IS has seized large parts of Iraq and Syria, declaring a “caliphate” and imposing its own harsh interpretation of Islamic law.
The rebels have executed captured Iraqi soldiers, crucified people, forced non-Muslims to convert and beheaded Western hostages on camera.
“IS are carrying out terrorist acts, slaughtering people and causing trouble,” said another pilgrim, Shawkat Ahmed Qader.”Islam is far from their acts and beliefs.”
Qadir is among nearly 1.4 million foreigners who have arrived in Saudi Arabia, home to Islam’s holiest sites for annual pilgrimage.
The hajj is the world’s largest gathering of Muslims and culminates late this week.
Despite supporting military action against the IS, Qader also lamented the unrest.
“The situation in Kurdistan is not good. We have IS from one side and the US planes bombing them from the other,” said the pilgrim in his 50s.
Washington launched air raids against IS in Syria on September 23, expanding strikes that began in August against the group’s positions in Iraq.
Arab allies Saudi Arabia, the United Arab Emirates, Bahrain, Qatar and Jordan have joined the strikes on Syrian soil, as part of an international coalition.
The Pentagon says there have been 66 bombing raids in Syria, including 23 by Arab allies.
A pilgrim from Aleppo who arrived in Mecca from Turkey criticised the US-led coalition which began its air strikes three years after civil war erupted in Syria.

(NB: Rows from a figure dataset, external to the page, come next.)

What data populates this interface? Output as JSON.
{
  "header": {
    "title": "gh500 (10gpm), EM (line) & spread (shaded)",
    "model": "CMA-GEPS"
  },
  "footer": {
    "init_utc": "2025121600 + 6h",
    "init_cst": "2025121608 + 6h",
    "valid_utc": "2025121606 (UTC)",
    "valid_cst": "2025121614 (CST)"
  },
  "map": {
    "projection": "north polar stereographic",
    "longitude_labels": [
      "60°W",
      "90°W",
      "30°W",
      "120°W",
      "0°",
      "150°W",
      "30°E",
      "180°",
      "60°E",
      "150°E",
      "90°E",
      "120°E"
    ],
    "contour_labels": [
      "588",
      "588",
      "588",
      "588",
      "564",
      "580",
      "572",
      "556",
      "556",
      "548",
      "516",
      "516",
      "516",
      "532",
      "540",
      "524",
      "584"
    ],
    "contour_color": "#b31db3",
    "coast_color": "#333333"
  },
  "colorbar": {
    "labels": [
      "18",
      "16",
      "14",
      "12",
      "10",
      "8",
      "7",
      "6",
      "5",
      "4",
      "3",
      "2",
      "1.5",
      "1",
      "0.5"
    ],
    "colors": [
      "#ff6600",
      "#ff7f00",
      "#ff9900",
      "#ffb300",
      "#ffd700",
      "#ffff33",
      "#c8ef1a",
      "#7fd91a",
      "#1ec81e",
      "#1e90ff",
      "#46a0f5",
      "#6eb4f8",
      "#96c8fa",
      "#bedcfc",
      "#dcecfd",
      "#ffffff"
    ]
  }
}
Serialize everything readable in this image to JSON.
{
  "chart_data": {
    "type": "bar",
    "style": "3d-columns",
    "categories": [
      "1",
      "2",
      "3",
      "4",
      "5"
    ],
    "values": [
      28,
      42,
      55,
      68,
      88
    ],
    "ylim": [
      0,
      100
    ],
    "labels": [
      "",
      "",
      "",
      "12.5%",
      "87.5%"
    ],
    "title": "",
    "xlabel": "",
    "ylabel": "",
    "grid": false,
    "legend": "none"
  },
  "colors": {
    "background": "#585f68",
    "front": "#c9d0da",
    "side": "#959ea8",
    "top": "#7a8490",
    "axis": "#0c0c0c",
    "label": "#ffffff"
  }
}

– Islam not ‘fanaticism’ –
IS has beheaded two American journalists and a British aid worker, and IS-linked Algerian extremists IS last week beheaded Frenchman Herve Gourdel, 55, after French warplanes began bombing IS in Iraq.
In Mecca, French pilgrim Petra, who converted to Islam and renamed herself Nour, insisted that “the Islam as I live it is not an Islam of fanaticism”.
Calling the coalition raids “unacceptable”, she accused the United States of trying “to make us believe in things that do not necessarily correspond to reality”, such as previous US claims that Iraq was developing weapons of mass destruction.
American and British forces invaded Iraq in 2003 on the basis of such allegations, but the weapons were never found.
“I think there is a desire right now (in the West) to scare people away from Islam,” said Nour, tucking her blond hair under a white veil.
“Islam as it was lived at the time of the prophet has nothing to do with what they are making us believe today. This is really the Islam of love and companionship. It is the real Islam,” she said, inviting nods and smiles from fellow French pilgrims.
Next to her, Saffiyah, a Mexican who said she converted after the September 11, 2001 attacks on the United States, affirmed that “Islam makes us better people… (and) jihad for me means struggling with myself” to improve.